Противоположной была позиция советской стороны. Одним из примеров этого явился совет выдающегося советского дипломата Чичерина темпераментному председателю СНК и наркому иностранных дел УССР, революционеру Раковскому убрать из текста ноты, адресованной Варшаве, в которой разоблачались агрессивные действия Пилсудского, все то, что попытались бы использовать его клевреты. «В тексте, - писал Чичерин, - лучше не глумиться над белым орлом... Белый орел многим дорог, связан с памятью великих поэтов и борцов за независимость... По сути наших взаимоотношений с Польшей целиком можно не щадить польское правительство»
[8].
Политику налаживания непростых отношений со своим непосредственным соседом советские республики стремились проводить и до прихода фашистов к власти, в первые годы после окончания польско-советской войны.

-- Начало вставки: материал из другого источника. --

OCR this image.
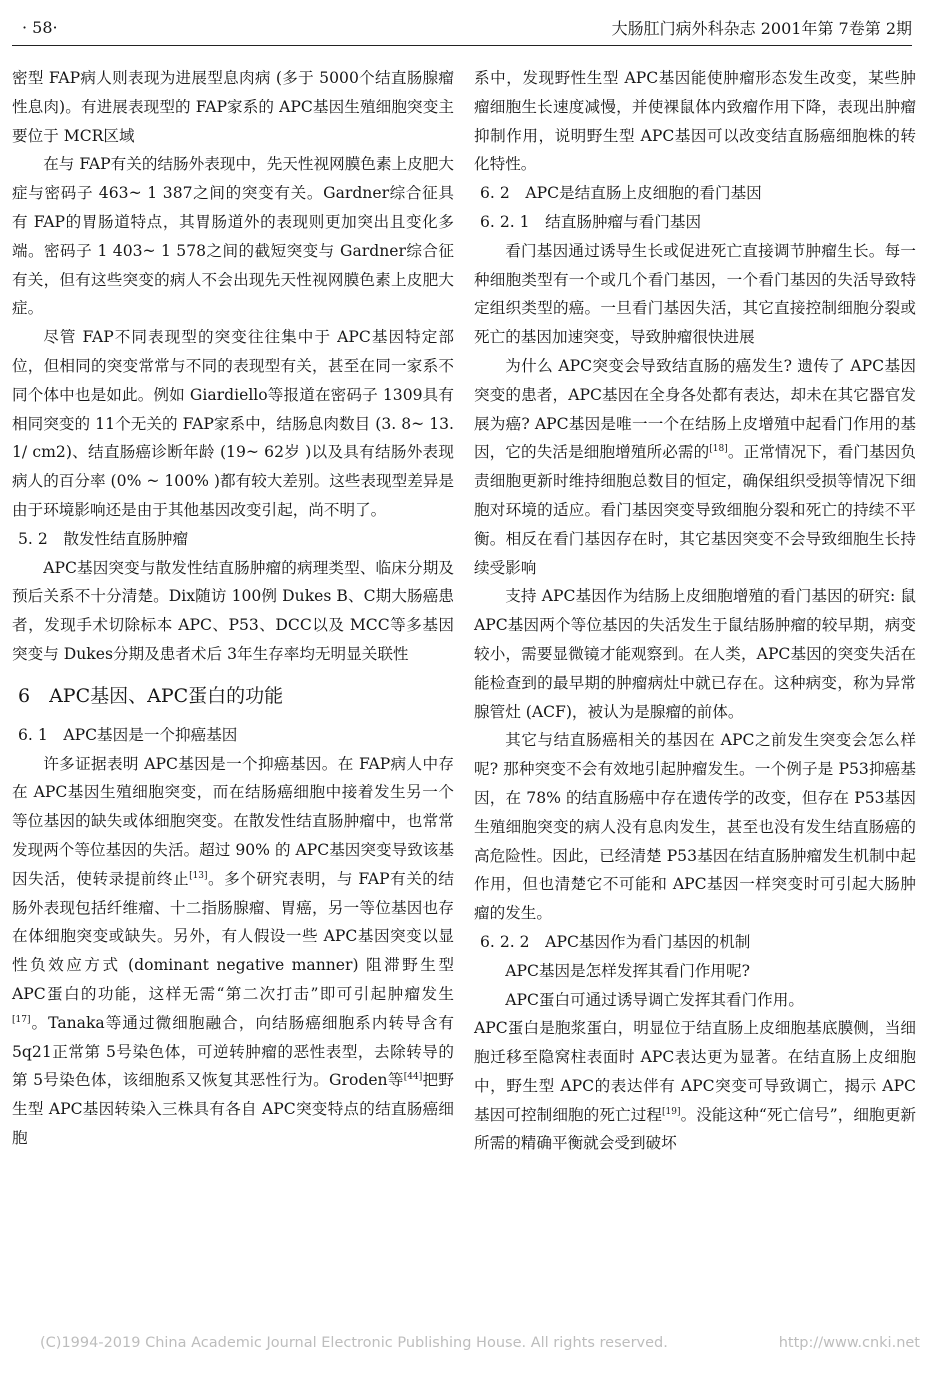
· 58·	大肠肛门病外科杂志 2001年第 7卷第 2期

密型 FAP病人则表现为进展型息肉病 (多于 5000个结直肠腺瘤性息肉)。有进展表现型的 FAP家系的 APC基因生殖细胞突变主要位于 MCR区域

在与 FAP有关的结肠外表现中，先天性视网膜色素上皮肥大症与密码子 463~ 1 387之间的突变有关。Gardner综合征具有 FAP的胃肠道特点，其胃肠道外的表现则更加突出且变化多端。密码子 1 403~ 1 578之间的截短突变与 Gardner综合征有关，但有这些突变的病人不会出现先天性视网膜色素上皮肥大症。

尽管 FAP不同表现型的突变往往集中于 APC基因特定部位，但相同的突变常常与不同的表现型有关，甚至在同一家系不同个体中也是如此。例如 Giardiello等报道在密码子 1309具有相同突变的 11个无关的 FAP家系中，结肠息肉数目 (3. 8~ 13. 1/ cm2)、结直肠癌诊断年龄 (19~ 62岁 )以及具有结肠外表现病人的百分率 (0% ~ 100% )都有较大差别。这些表现型差异是由于环境影响还是由于其他基因改变引起，尚不明了。

5. 2　散发性结直肠肿瘤

APC基因突变与散发性结直肠肿瘤的病理类型、临床分期及预后关系不十分清楚。Dix随访 100例 Dukes B、C期大肠癌患者，发现手术切除标本 APC、P53、DCC以及 MCC等多基因突变与 Dukes分期及患者术后 3年生存率均无明显关联性

6　APC基因、APC蛋白的功能
6. 1　APC基因是一个抑癌基因

许多证据表明 APC基因是一个抑癌基因。在 FAP病人中存在 APC基因生殖细胞突变，而在结肠癌细胞中接着发生另一个等位基因的缺失或体细胞突变。在散发性结直肠肿瘤中，也常常发现两个等位基因的失活。超过 90% 的 APC基因突变导致该基因失活，使转录提前终止[13]。多个研究表明，与 FAP有关的结肠外表现包括纤维瘤、十二指肠腺瘤、胃癌，另一等位基因也存在体细胞突变或缺失。另外，有人假设一些 APC基因突变以显性负效应方式 (dominant negative manner) 阻滞野生型 APC蛋白的功能，这样无需“第二次打击”即可引起肿瘤发生[17]。Tanaka等通过微细胞融合，向结肠癌细胞系内转导含有 5q21正常第 5号染色体，可逆转肿瘤的恶性表型，去除转导的第 5号染色体，该细胞系又恢复其恶性行为。Groden等[44]把野生型 APC基因转染入三株具有各自 APC突变特点的结直肠癌细胞

系中，发现野性生型 APC基因能使肿瘤形态发生改变，某些肿瘤细胞生长速度减慢，并使裸鼠体内致瘤作用下降，表现出肿瘤抑制作用，说明野生型 APC基因可以改变结直肠癌细胞株的转化特性。

6. 2　APC是结直肠上皮细胞的看门基因
6. 2. 1　结直肠肿瘤与看门基因

看门基因通过诱导生长或促进死亡直接调节肿瘤生长。每一种细胞类型有一个或几个看门基因，一个看门基因的失活导致特定组织类型的癌。一旦看门基因失活，其它直接控制细胞分裂或死亡的基因加速突变，导致肿瘤很快进展

为什么 APC突变会导致结直肠的癌发生? 遗传了 APC基因突变的患者，APC基因在全身各处都有表达，却未在其它器官发展为癌? APC基因是唯一一个在结肠上皮增殖中起看门作用的基因，它的失活是细胞增殖所必需的[18]。正常情况下，看门基因负责细胞更新时维持细胞总数目的恒定，确保组织受损等情况下细胞对环境的适应。看门基因突变导致细胞分裂和死亡的持续不平衡。相反在看门基因存在时，其它基因突变不会导致细胞生长持续受影响

支持 APC基因作为结肠上皮细胞增殖的看门基因的研究: 鼠 APC基因两个等位基因的失活发生于鼠结肠肿瘤的较早期，病变较小，需要显微镜才能观察到。在人类，APC基因的突变失活在能检查到的最早期的肿瘤病灶中就已存在。这种病变，称为异常腺管灶 (ACF)，被认为是腺瘤的前体。

其它与结直肠癌相关的基因在 APC之前发生突变会怎么样呢? 那种突变不会有效地引起肿瘤发生。一个例子是 P53抑癌基因，在 78% 的结直肠癌中存在遗传学的改变，但存在 P53基因生殖细胞突变的病人没有息肉发生，甚至也没有发生结直肠癌的高危险性。因此，已经清楚 P53基因在结直肠肿瘤发生机制中起作用，但也清楚它不可能和 APC基因一样突变时可引起大肠肿瘤的发生。

6. 2. 2　APC基因作为看门基因的机制

APC基因是怎样发挥其看门作用呢?

APC蛋白可通过诱导调亡发挥其看门作用。

APC蛋白是胞浆蛋白，明显位于结直肠上皮细胞基底膜侧，当细胞迁移至隐窝柱表面时 APC表达更为显著。在结直肠上皮细胞中，野生型 APC的表达伴有 APC突变可导致调亡，揭示 APC基因可控制细胞的死亡过程[19]。没能这种“死亡信号”，细胞更新所需的精确平衡就会受到破坏

(C)1994-2019 China Academic Journal Electronic Publishing House. All rights reserved.	http://www.cnki.net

Настороженно относясь к политике последних интервентов, изгнанных из советских республик, Политбюро ЦК РКП(б) особенно внимательно следило за происходящим в западноукраинских землях и действиями контрреволюционной эмиграции, ее разложением. 18 октября 1923 г., выделяя материальную помощь галичанам, желавшим переехать на местожительство в Советскую Украину, ПБ постановило: «Для положения дел в Галиции и выработки необходимых мер создать комиссию в составе т. т. Чичерина, Фрунзе, Уншлихта, Скрипника, обязав ее докладом в комиссию ПБ по международным делам»

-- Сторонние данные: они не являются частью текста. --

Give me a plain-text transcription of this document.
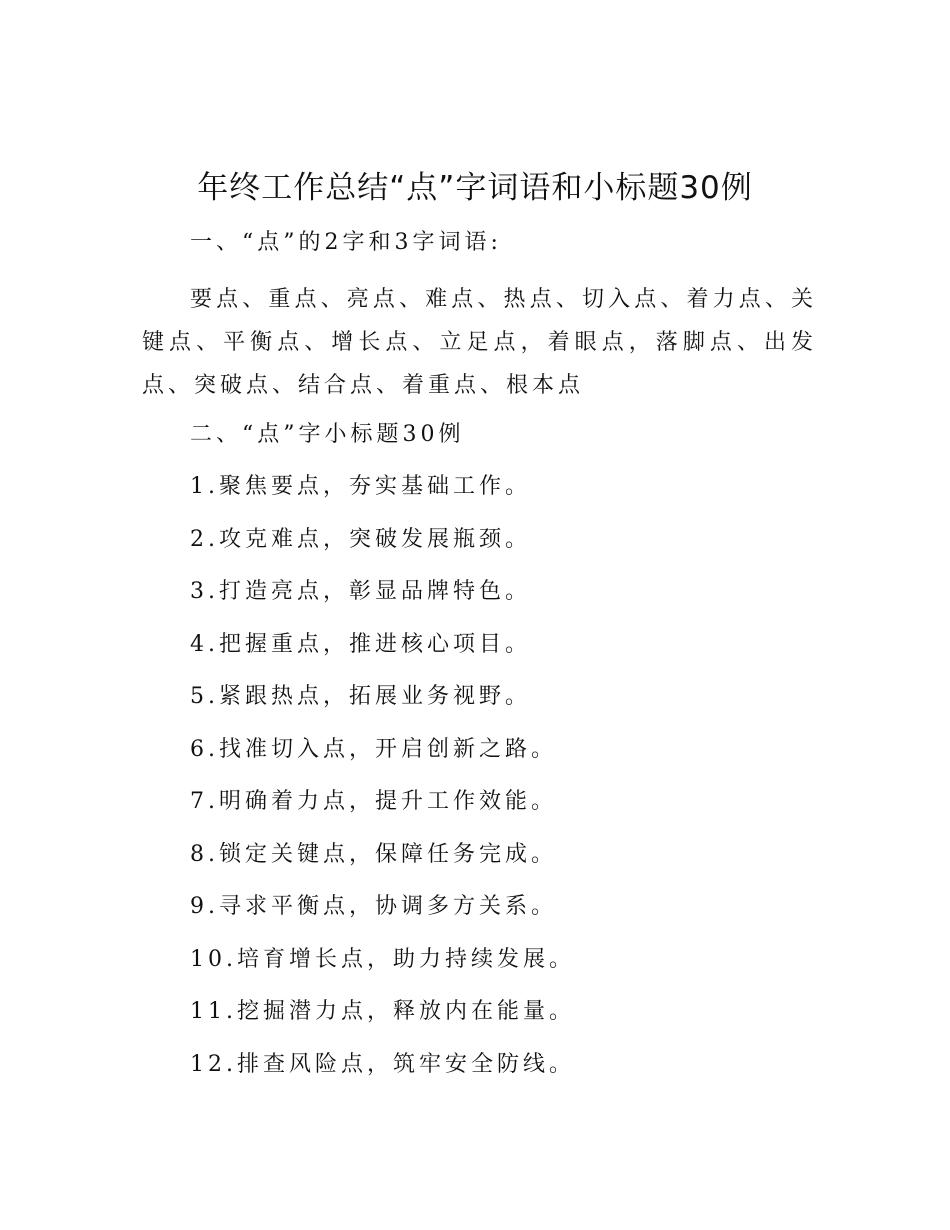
年终工作总结“点”字词语和小标题30例
一、“点”的2字和3字词语:

要点、重点、亮点、难点、热点、切入点、着力点、关键点、平衡点、增长点、立足点，着眼点，落脚点、出发点、突破点、结合点、着重点、根本点

二、“点”字小标题30例
1.聚焦要点，夯实基础工作。
2.攻克难点，突破发展瓶颈。
3.打造亮点，彰显品牌特色。
4.把握重点，推进核心项目。
5.紧跟热点，拓展业务视野。
6.找准切入点，开启创新之路。
7.明确着力点，提升工作效能。
8.锁定关键点，保障任务完成。
9.寻求平衡点，协调多方关系。
10.培育增长点，助力持续发展。
11.挖掘潜力点，释放内在能量。
12.排查风险点，筑牢安全防线。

[9]. 13 ноября 1923 г. среди конкретных действий в этом направлении было принято решение: «Партийно-политическая и военно-техническая работа в странах с украинским населением должна вестись из Харькова. Общее руководство за Москвой. Секретная дипломатия и политическая разведка из Москвы»
[10].
Посол СССР в Англии, недавний председатель СНК Украины Раковский 12 августа 1924 г. выступил на заключительном заседании советско-английской конференции с резкой критикой невыполнения западными державами обещания предоставить населению Восточной Галиции право национального самоопределения
[11]. В то же время СССР со своей стороны проводил последовательную политику налаживания отношений с соседними странами. 25 февраля 1925 г. ПБ ЦК постановило: «Активную разведку в настоящем виде (организация связи, снабжения и руководства диверсионными отрядами на территории Польской Республики) - ликвидировать»[
12].
Варшава избрала иной путь. Подыскивая предлог оправдать конфликтную политику в отношении советских республик, министр иностранных дел Польши Скшиньский, отдавая должное деловым качествам посла СССР Войкова, затронул вопрос об его участии в убийстве царской семьи. Убедительно опровергая подозрения, Чичерин отметил: «Что же касается пребывания Петра Лазаревича в Екатеринбурге, то он занимал на Урале должность областного комиссара продовольствия и как невоенный отношения к исполнению приговора над бывшим царем и его семьей не имел и не мог иметь.» Нарком указал на свое личное и передовой части русской общественности отношение к российской монархии: «Я позволю себе выразить глубокую уверенность, что сотни и тысячи борцов за свободу польского народа, погибшие на царских виселицах и в сибирских тюрьмах, иначе относились бы к факту уничтожения династии Романовых, чем это можно было бы заключить из ваших сообщений.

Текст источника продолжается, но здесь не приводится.